Conscients de la nécessité d’un débat sur une évolution des missions dévolues aux architectes fonctionnaires dans le contexte actuel, et partant du constat de près de dix ans écoulés à Paris sans organisation d’un concours de recrutement d’architectes voyers, nous avons proposé qu’un état des lieux et une analyse prospective concertée soient établis avant toute réforme de statut. Nous estimons que cette question, au-delà de son importance pour la ville de Paris, dépasse le cadre parisien et consolidera une nécessaire réflexion sur la place des architectes auprès de la maîtrise d’ouvrage publique dans les grandes collectivités et métropoles françaises.
Notre proposition de méthode de travail, dont l’ambition est portée par les nombreux soutiens à notre pétition, n’a pas, pour l’instant, été retenue. De nouvelles délibérations sont en effet proposées au Conseil de Paris les 2, 3 et 4 mai prochains avec un projet sensiblement différent, mais qui ne répond toujours pas aux inquiétudes et questions que nous avions posées au sujet des précédents projets de délibération de mars. Grâce à votre mobilisation, la disparition du corps des architectes voyers n’est plus évoquée. Mais aucune indication n’est apportée afin de mieux définir les missions qui leur sont confiées au regard des besoins de la Ville, et aucune perspective de recrutement n’est annoncée.
En revanche, une spécialité « architecture et urbanisme » est créée dans un corps d’ingénieur de catégorie A, sans lien avec le corps des architectes voyers, avec pour statut de référence celui des ingénieurs des travaux publics de l’État. Les fonctions envisagées pour les architectes qui y seront admis ne sont pas clairement identifiées ; leur niveau de qualification et les modalités de leur recrutement restent flous (le titre d’architecte n’est pas exemple pas requis pour le concours interne et le concours sur titre) ; leur seule perspective d’évolution interne à la Ville sera un corps d’ingénieurs cadres supérieurs sans spécialité.
Pourquoi créer subitement deux modes de recrutement des architectes, sans liens entre eux ? Cette proposition, prise dans la précipitation, fragile juridiquement, excluant toute réflexion sur le corps des architectes voyers dont le recrutement est gelé, annonce l’extinction probable à moyen terme de ce corps d’architectes cadres supérieurs de l’administration parisienne. Doté d’une expertise de haut niveau, engagé, fidèle à une déontologie professionnelle, son niveau hiérarchique est garanti par un recrutement sur concours sur épreuves de même nature que celui des Architectes et Urbanistes de l’État, son corps équivalent de la fonction publique d’État.
Le nouveau projet de réforme, en proposant des réponses partielles et en éludant notamment un débat pourtant nécessaire sur la place de l’architecture et de l’urbanisme dans l’action de la municipalité, sera plus cause de confusion, de problèmes de gestion, que de clarifications.

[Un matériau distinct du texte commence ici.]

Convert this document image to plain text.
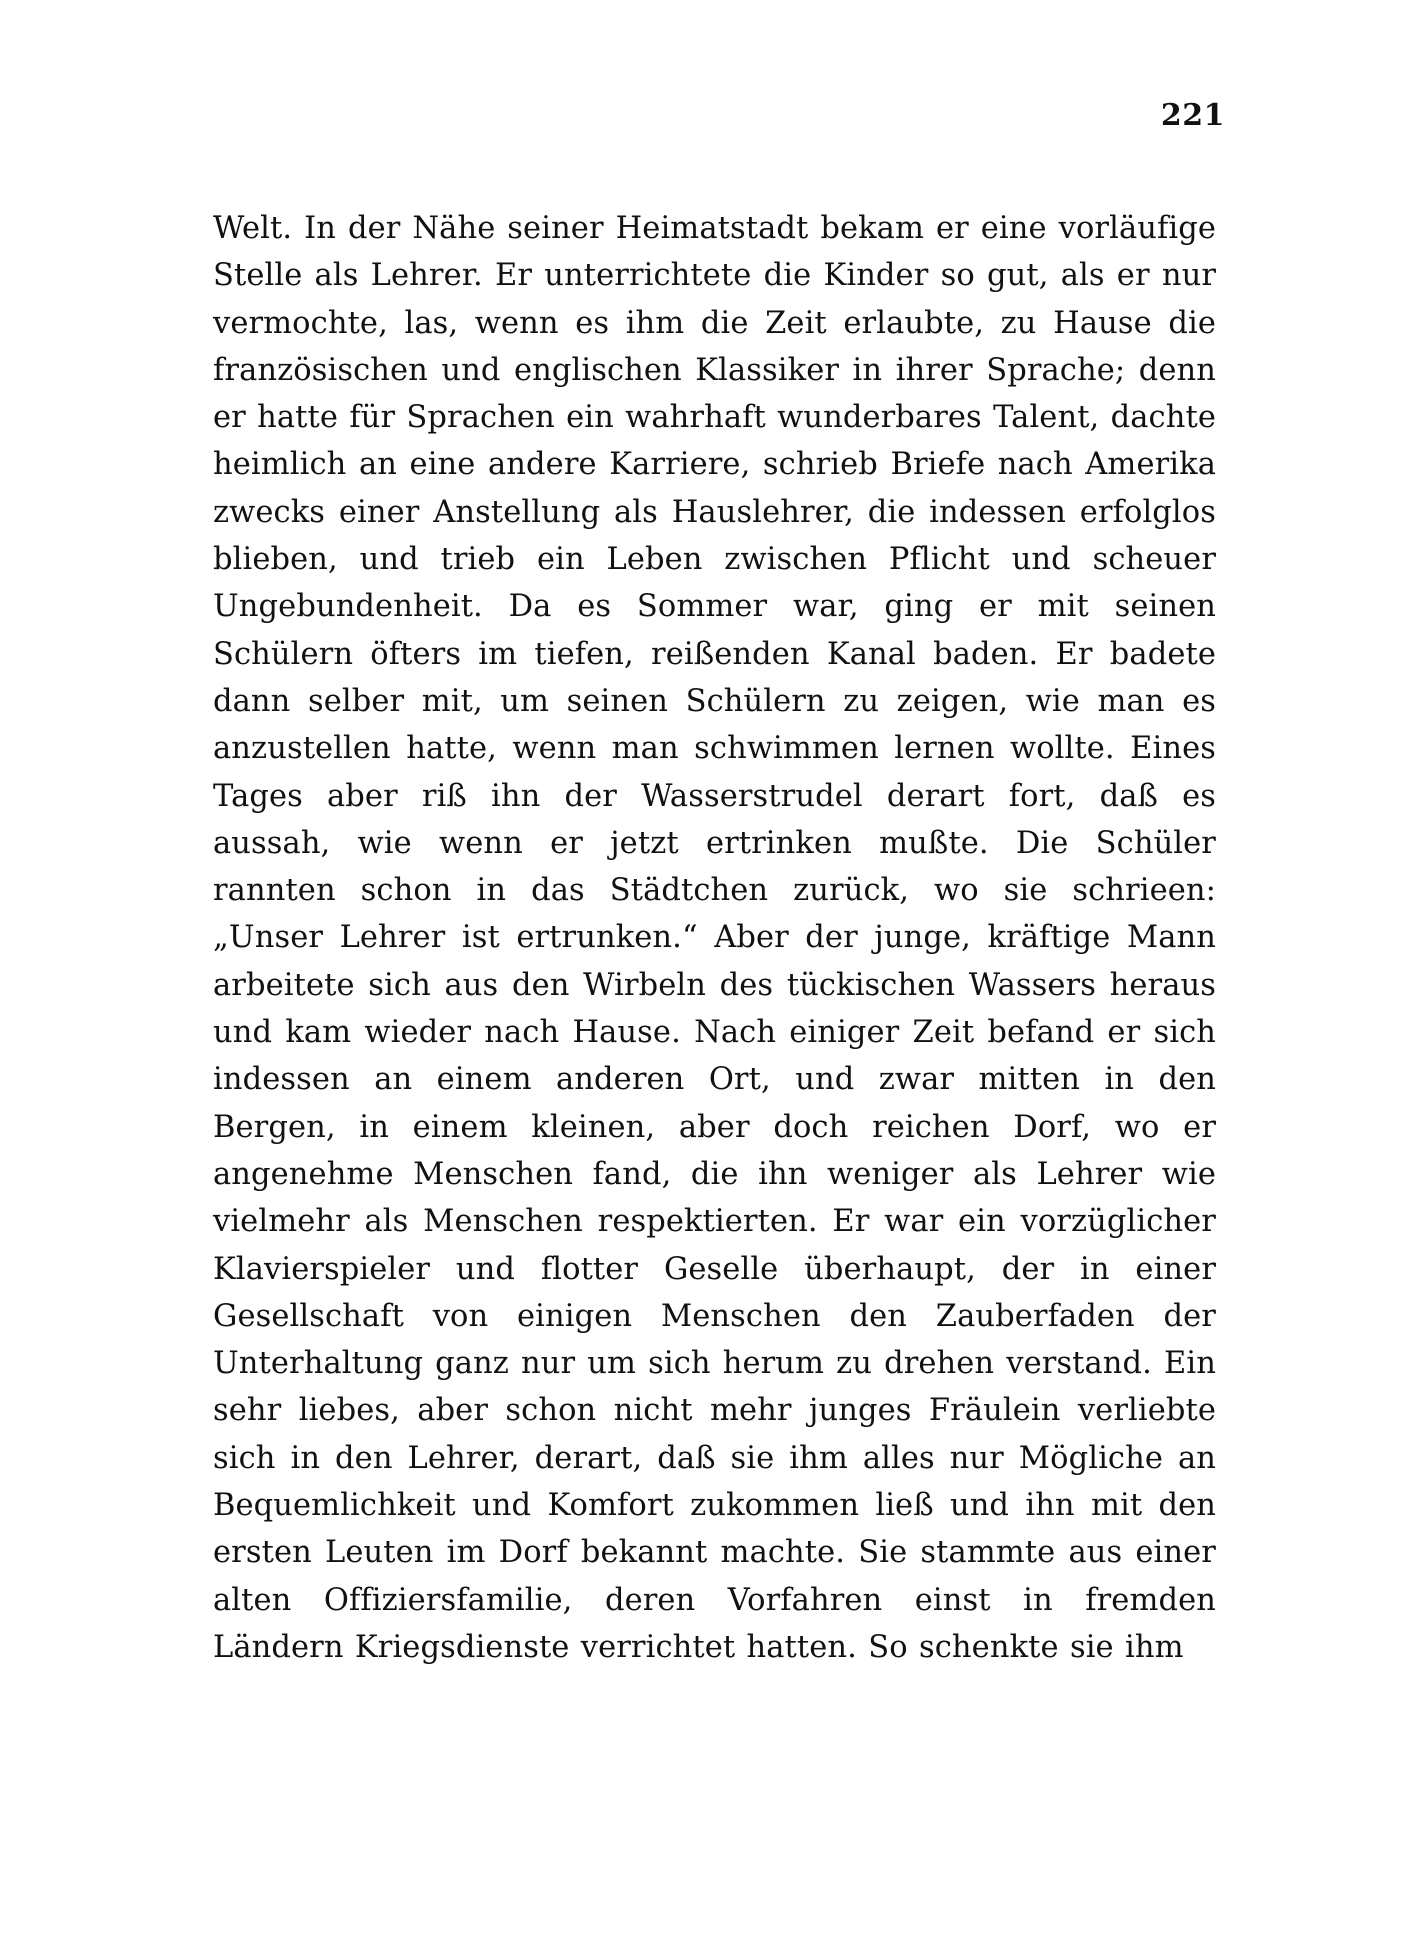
221

Welt. In der Nähe seiner Heimatstadt bekam er eine vorläufige Stelle als Lehrer. Er unterrichtete die Kinder so gut, als er nur vermochte, las, wenn es ihm die Zeit erlaubte, zu Hause die französischen und englischen Klassiker in ihrer Sprache; denn er hatte für Sprachen ein wahrhaft wunderbares Talent, dachte heimlich an eine andere Karriere, schrieb Briefe nach Amerika zwecks einer Anstellung als Hauslehrer, die indessen erfolglos blieben, und trieb ein Leben zwischen Pflicht und scheuer Ungebundenheit. Da es Sommer war, ging er mit seinen Schülern öfters im tiefen, reißenden Kanal baden. Er badete dann selber mit, um seinen Schülern zu zeigen, wie man es anzustellen hatte, wenn man schwimmen lernen wollte. Eines Tages aber riß ihn der Wasserstrudel derart fort, daß es aussah, wie wenn er jetzt ertrinken mußte. Die Schüler rannten schon in das Städtchen zurück, wo sie schrieen: „Unser Lehrer ist ertrunken.“ Aber der junge, kräftige Mann arbeitete sich aus den Wirbeln des tückischen Wassers heraus und kam wieder nach Hause. Nach einiger Zeit befand er sich indessen an einem anderen Ort, und zwar mitten in den Bergen, in einem kleinen, aber doch reichen Dorf, wo er angenehme Menschen fand, die ihn weniger als Lehrer wie vielmehr als Menschen respektierten. Er war ein vorzüglicher Klavierspieler und flotter Geselle überhaupt, der in einer Gesellschaft von einigen Menschen den Zauberfaden der Unterhaltung ganz nur um sich herum zu drehen verstand. Ein sehr liebes, aber schon nicht mehr junges Fräulein verliebte sich in den Lehrer, derart, daß sie ihm alles nur Mögliche an Bequemlichkeit und Komfort zukommen ließ und ihn mit den ersten Leuten im Dorf bekannt machte. Sie stammte aus einer alten Offiziersfamilie, deren Vorfahren einst in fremden Ländern Kriegsdienste verrichtet hatten. So schenkte sie ihm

Aux côtés de nos collègues ingénieurs, qui dénoncent également un projet insuffisamment construit, nous estimons que la qualité globale de l’ingénierie de l’administration parisienne s’en ressentira, et nous rejetons donc le projet en l’état.
Ainsi, avant le 2 mai, date d’ouverture du prochain Conseil de Paris, exprimez votre attachement aux ambitions portées par la loi sur l’architecture de 1977, et demandez, vous aussi, aux élus du Conseil de Paris, et par tous moyens à votre convenance, la tenue d’assises sur la place de l’architecte dans la fonction publique parisienne avant l’examen de tout projet de réforme.